Broadway Reviews Theatre Review by Howard Miller - April 24, 2024 Uncle Vanya by Anton Chekhov. New version by Heidi Schreck. Directed by Lila Neugebauer. Set design by Mimi Lien. Costume design by Kaye Voyce. Lighting design by Lap Chi Chu & Elizabeth Harper. Sound design by Mikhail Fiksel & Beth Lake. Vocal coach Kate Wilson.
Just because it's "old" and "Russian" doesn't mean a Chekhov play needs to be plodding. Indeed, his plays can easily speak to a contemporary audience. (If you happen to have seen a production of Aaron Posner's thoroughly delightful take on The Seagull, cheekily titled Stupid Fucking Bird, you'll know exactly what I mean). Chekhov for the masses! Uncle Vanya is a play about life, which, in and of itself, makes it a comedy. So who better to play the title role than Steve Carell, who polished his offbeat comic chops during his six years as a correspondent on "The Daily Show with Jon Stewart" followed by seven years on the off-tilt sitcom "The Office." His Vanya starts out as a whiny curmudgeon (think Larry David) and goes downhill from there as he sees his life of running his late sister's estate to be as unfulfilling as can be. Carell masterfully captures Vanya's kvetchiness, fed by restless ennui and too much vodka, and as the play slides into melancholic melodrama in the second act, so does he. Vanya's current state has been triggered by a summer's long visit by his brother-in-law Alexander (Alfred Molina), a gout-ridden retired university professor who generally lives in the city, financially bolstered by income from the estate of his late wife, Vanya's sister. The self-important Alexander has arrived with his much younger second wife Elena (Anika Noni Rose), a beautiful woman we might think of in modern terms as a "trophy wife." She becomes an object of self-deluded love for both the neurasthenic Vanya and his friend and neighbor Astrov (William Jackson Harper, a charmer), the local doctor and a self-described conservationist who also is a heavy drinker, so much so that he frequently neglects his practice.

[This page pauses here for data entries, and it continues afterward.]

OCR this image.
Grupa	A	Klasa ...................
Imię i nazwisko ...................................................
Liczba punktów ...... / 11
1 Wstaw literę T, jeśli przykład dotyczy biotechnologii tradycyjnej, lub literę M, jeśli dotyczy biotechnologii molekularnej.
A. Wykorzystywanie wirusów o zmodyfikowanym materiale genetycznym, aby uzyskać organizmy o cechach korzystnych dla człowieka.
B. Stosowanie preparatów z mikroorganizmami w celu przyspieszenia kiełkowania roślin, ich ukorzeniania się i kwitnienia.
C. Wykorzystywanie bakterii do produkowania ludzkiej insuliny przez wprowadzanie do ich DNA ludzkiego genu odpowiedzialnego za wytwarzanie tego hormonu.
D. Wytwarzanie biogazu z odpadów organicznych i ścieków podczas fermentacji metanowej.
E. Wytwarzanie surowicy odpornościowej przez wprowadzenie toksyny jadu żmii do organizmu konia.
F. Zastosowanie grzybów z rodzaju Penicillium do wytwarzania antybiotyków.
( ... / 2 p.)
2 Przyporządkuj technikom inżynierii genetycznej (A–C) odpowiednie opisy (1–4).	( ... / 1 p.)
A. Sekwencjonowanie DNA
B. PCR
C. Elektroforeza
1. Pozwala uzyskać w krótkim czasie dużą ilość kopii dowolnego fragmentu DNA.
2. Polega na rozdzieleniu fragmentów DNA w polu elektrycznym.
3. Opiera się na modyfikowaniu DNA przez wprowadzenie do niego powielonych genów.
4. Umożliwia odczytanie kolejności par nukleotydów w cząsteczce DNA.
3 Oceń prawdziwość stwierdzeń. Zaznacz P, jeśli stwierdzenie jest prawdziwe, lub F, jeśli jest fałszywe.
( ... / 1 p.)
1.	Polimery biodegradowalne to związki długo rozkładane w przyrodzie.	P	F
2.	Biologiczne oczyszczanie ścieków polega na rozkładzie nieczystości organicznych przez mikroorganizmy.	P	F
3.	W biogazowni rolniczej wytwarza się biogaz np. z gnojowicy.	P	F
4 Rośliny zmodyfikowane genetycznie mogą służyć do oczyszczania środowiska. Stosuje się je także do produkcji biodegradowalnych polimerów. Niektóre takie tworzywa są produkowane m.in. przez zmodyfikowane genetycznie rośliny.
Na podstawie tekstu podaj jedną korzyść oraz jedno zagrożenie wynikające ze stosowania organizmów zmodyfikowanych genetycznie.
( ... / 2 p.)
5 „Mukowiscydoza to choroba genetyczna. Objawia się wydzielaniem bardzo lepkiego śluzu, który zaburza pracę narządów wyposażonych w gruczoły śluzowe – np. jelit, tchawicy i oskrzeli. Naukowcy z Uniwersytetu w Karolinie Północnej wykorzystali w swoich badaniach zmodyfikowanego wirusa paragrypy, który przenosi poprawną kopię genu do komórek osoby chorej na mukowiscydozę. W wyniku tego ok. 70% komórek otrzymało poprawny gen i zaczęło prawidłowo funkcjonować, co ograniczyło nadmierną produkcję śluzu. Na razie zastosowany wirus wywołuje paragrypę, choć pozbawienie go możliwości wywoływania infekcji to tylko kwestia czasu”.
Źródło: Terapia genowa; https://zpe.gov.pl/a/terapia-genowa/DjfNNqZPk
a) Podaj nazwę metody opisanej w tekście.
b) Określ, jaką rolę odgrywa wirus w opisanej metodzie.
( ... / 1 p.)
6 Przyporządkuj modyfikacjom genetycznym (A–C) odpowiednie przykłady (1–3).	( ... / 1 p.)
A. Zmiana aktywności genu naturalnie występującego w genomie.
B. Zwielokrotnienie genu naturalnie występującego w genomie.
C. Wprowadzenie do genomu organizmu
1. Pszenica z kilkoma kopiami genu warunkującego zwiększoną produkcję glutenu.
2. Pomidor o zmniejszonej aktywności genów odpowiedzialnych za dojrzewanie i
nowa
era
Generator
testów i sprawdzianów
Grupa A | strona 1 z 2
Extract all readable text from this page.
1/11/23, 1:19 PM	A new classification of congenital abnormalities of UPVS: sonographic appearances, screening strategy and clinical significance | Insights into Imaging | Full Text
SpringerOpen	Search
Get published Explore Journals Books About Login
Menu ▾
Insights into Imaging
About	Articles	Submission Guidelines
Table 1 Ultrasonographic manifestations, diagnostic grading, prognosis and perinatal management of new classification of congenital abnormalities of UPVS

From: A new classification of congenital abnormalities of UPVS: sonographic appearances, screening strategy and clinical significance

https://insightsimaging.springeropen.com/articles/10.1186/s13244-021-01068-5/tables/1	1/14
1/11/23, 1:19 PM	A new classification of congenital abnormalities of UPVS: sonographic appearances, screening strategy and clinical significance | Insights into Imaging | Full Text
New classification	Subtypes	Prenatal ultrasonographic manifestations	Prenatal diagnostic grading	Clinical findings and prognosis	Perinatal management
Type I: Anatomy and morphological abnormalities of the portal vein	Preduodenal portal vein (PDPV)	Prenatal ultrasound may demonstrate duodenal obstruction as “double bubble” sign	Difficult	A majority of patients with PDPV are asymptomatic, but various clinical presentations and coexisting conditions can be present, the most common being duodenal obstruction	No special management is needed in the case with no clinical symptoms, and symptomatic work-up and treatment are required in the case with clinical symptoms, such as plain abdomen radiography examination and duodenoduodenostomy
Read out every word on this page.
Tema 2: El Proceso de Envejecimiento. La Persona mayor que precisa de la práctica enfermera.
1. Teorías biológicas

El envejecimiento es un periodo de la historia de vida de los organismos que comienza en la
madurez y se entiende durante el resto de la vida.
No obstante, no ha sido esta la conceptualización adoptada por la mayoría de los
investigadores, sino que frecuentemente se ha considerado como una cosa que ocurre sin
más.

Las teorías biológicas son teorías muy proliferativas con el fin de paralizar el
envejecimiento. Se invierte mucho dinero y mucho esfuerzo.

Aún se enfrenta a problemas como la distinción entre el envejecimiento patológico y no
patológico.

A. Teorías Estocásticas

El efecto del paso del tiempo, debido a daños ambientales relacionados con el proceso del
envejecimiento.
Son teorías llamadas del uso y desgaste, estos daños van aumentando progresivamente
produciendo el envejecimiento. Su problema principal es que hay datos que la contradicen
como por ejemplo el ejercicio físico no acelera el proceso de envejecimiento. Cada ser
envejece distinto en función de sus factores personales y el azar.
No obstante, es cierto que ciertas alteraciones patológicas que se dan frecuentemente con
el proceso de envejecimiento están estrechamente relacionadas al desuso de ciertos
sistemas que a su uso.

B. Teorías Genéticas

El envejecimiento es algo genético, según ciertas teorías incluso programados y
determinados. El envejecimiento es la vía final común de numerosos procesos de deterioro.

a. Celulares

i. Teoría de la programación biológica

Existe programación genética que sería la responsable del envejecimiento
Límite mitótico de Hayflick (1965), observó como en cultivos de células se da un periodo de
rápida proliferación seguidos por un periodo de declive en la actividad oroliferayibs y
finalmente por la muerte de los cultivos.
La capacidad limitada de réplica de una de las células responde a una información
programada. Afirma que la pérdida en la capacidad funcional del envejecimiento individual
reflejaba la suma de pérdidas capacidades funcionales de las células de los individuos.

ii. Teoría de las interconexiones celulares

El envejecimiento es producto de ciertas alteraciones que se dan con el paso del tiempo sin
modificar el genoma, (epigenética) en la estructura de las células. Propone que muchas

As to the melodrama, it comes to a head when Alexander announces his scheme to sell the property and invest the proceeds in order to bolster his regular income. That's the trigger that finally lights Vanya's fuse. The only thing worse than spending his life running the estate would be to lose it. It's at this point that the play could go in any one of several directions, and, unless you already know how it all winds up, it is likely to keep you in suspense as it plays out. By the end, and with the departure of the disruptive guests, things have returned more or less to where they were at the start, the embodiment of the famous quote from Samuel Beckett: "You must go on. I can't go on. I'll go on." Both Chekhov and adaptor Heidi Schreck have provided everything we expect to see in a traditionally well-constructed play: exposition, conflict, climax, denouement, conclusion. There's some lovely stagecraft that makes excellent use of the deep performance area at the Vivian Beaumont, with additional support from the rest of the fine cast: Mia Katigbak as Marina and Jonathan Hadary as Waffles, both of whom work on the estate; and Jayne Houdyshell as Vanya's mother Maria. This may not be the definitive Uncle Vanya, but Schreck's adaptation has nicely captured the spirit of play, just as Amy Herzog has done with Henrik Ibsen's Enemy of the People, also currently appearing on Broadway. Unless you are an absolute purist, I'd suggest you see both of these 19th century treasures that have been brought to life for a 21st century audience.